Les données sur les appels de service n'incluent pas ce que la police appelle souvent le temps "non attribué" - les heures que les policiers passent entre les appels à patrouiller dans les quartiers, à prendre une pause repas ou à remplir des documents. Des études d'observation des agents de patrouille ont révélé que de 46 à 81 % de leur temps est consacré à des activités non assignées. Cela signifie que le pourcentage total de temps passé par la police à répondre à un crime pourrait bien êtrebien moins que ne l'indiquent même les données d'appel (la principale exception étant les membres d'unités spécialisées dans les principaux départements comme les homicides et le SWAT dont les activités ne sont pas capturées par des études d'observation).

De nombreuses études universitaires confirment ces modèles de base dans les données. Ils constatent que les patrouilleurs - même dans les communautés suburbaines et rurales pour lesquelles les données publiques font souvent défaut - passent la grande majorité de leur temps à rédiger des rapports, à conduire dans les quartiers et à répondre aux appels non criminels.

"Le travail, c'est 99 % d'ennui et 1 % de pure panique », explique Matthew Bostrom, criminologue à l'Université d'Oxford qui a passé plus de 30 ans en tant qu'officier de police, commandant et shérif à St. Paul, Minnesota. « La plupart de ce que vous faites est assez routinier.

Dans son récent article "Disaggregating the Policing Function", Barry Friedman, directeur du Policing Project à la faculté de droit de l'Université de New York, décompose cet éventail vertigineux de tâches et de responsabilités en une poignée de rôles distincts :

Le temps qu'un agent donné consacre à chacun de ces rôles varie considérablement. Dans les grandes villes, le travail de la police a tendance à impliquer de nombreux problèmes de toxicomanie, de maladie mentale et d'itinérance. Dans les zones suburbaines, les conflits domestiques et interpersonnels occupent une plus grande partie du temps de la police. Dans les collectivités rurales, la police s'occupe d'un grand nombre de tâches uniques et ponctuelles.

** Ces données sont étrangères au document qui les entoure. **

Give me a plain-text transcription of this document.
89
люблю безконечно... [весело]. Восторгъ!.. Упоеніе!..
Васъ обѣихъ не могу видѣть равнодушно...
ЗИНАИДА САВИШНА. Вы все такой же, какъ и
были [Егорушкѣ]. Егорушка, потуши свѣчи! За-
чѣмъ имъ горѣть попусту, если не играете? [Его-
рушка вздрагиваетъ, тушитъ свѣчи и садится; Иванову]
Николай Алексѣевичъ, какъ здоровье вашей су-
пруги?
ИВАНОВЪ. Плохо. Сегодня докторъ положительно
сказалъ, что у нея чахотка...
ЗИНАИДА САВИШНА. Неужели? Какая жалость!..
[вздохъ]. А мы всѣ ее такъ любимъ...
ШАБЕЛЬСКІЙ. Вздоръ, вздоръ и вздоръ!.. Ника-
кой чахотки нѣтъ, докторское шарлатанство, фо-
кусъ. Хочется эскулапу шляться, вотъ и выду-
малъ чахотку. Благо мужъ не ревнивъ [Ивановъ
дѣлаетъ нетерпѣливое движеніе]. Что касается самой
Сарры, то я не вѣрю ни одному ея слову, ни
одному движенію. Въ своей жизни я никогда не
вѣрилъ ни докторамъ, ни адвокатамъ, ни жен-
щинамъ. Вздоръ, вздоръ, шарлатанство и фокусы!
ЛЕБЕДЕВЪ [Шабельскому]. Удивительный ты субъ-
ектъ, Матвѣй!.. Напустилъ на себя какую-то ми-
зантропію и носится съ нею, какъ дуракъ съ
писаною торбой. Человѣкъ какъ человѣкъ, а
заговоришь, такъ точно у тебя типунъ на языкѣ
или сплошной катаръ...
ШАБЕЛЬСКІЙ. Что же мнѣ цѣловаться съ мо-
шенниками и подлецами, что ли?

Ce qui reste vrai dans chacun de ces cas, c'est que les policiers ne sont pas principalement des combattants du crime et des forces de l'ordre ; au lieu de cela, ils remplissent une vaste gamme d'autres fonctions sociales, souvent celles auxquelles d'autres services sociaux et institutions n'ont pas la capacité de répondre rapidement ou pas du tout.

"En tant que société, nous avons décidé de balayer ces problèmes plutôt que de nous en occuper", me dit Friedman. "Et la police est le balai. Ils ne veulent pas être le balai, mais c'est exactement ce qu'ils sont."

Tout cela s'ajoute à un problème fondamental du maintien de l'ordre en Amérique : nous préparons la police à un rôle très différent de celui qu'elle joue réellement dans la société.

Une étude nationale de 2016 sur la formation de 135 000 recrues dans 664 académies de police locales a révélé qu'en moyenne, les agents avaient chacun reçu 168 heures de formation sur les compétences en matière d'armes à feu, d'autodéfense et d'utilisation de la force sur un total de 840 heures. 42 heures supplémentaires ont été consacrées aux enquêtes criminelles, 38 à la conduite d'un véhicule d'urgence, 86 à l'éducation juridique visant principalement la loi sur la modification de la force et des centaines d'autres aux opérations de base et à l'amélioration de soi. Des sujets tels que la violence domestique (13 heures), la maladie mentale (10 heures) et la médiation et la gestion des conflits (9 heures) ont reçu une fraction du temps des stagiaires. D'autres, comme l'itinérance et la toxicomanie, étaient si rares qu'ils n'ont pas fait partie de l'ensemble de données.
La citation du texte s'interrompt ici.